City’s lavishly expensive new left/centre-back,
Josko Gvardiol, is a finalist for the 2023 Ballon d’Or and is often called the best young defender in the world. His minutes have mostly come at the expense of the less heralded
Nathan Ake and everyone agrees that either one of those guys is a better defender than City’s left-back before them,
Joao Cancelo. Somehow the club keep upgrading that side of their defence but get worse.
One problem may be Gvardiol’s sheer confidence as a defender. He spent the past two years with
Germany’s
RB Leipzig, where players are often taught to “forecheck”, or jump in front of an opponent to cut out an anticipated pass. It’s an aggressive technique that works well when the whole team are pressing together, but a defender who closes down too much in isolation is liable to get turned by an attacker’s double move — dropping to the ball and then sprinting in behind.
Historically, the left-back and left centre-back only account for about half a team’s defensive actions in that part of the pitch. Another chunk of a side’s ball-winning usually comes from the defensive and central midfielders, but that has dried up for City this season, with
Rodri serving a three-game ban (which covered those two defeats) and
Ilkay Gundogan gone to
Barcelona. Their replacements, especially
Mateo Kovacic, tend to be skilled ball-handlers who lack the same defensive bite and long experience in Guardiola’s system.

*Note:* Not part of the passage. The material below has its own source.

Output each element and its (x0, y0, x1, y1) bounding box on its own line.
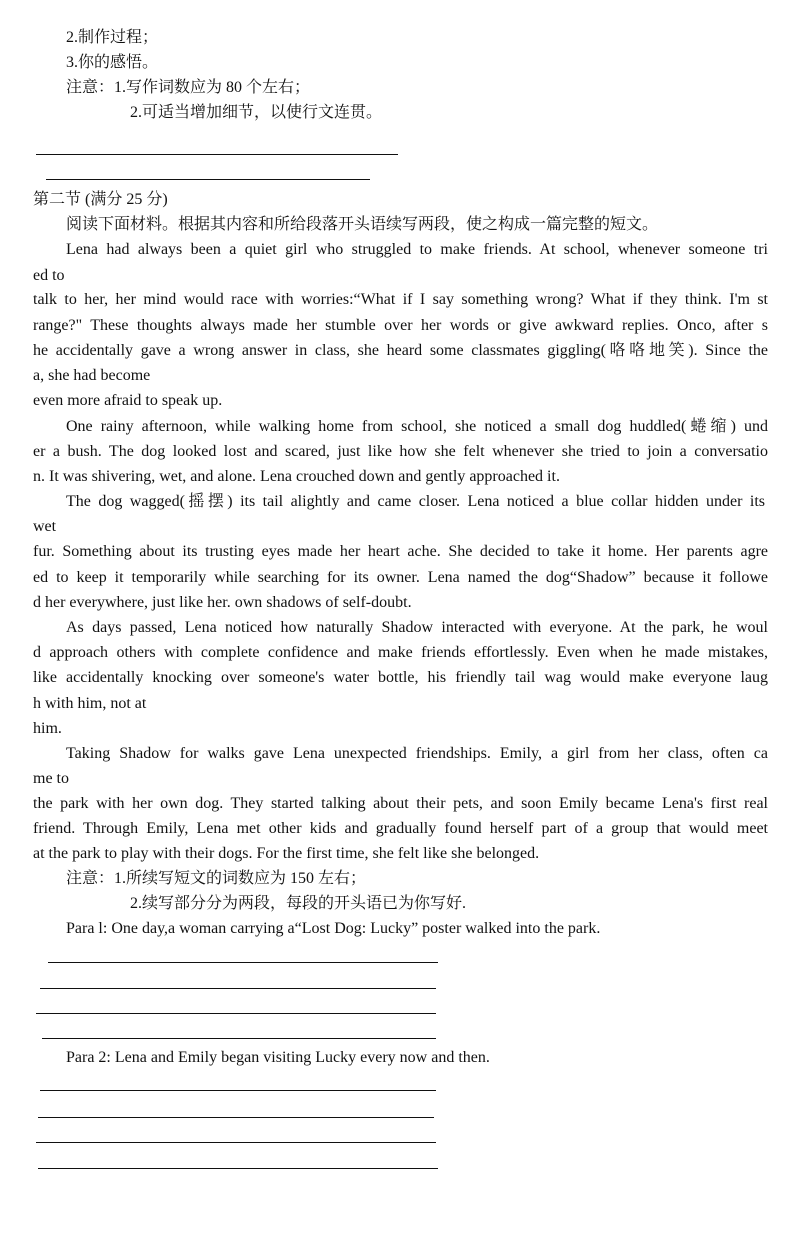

Speaking of a lack of experience, nobody has been picked on more than 21-year-old
Jeremy Doku, a dribbling specialist fresh from France’s Ligue 1 who has been asked to slot in for the low-key defensively excellent
Jack Grealish. You can practically see the motherboard overheating as Doku tries to work out his precise positions, triggers and angles in City’s intricate pressing schemes in live time.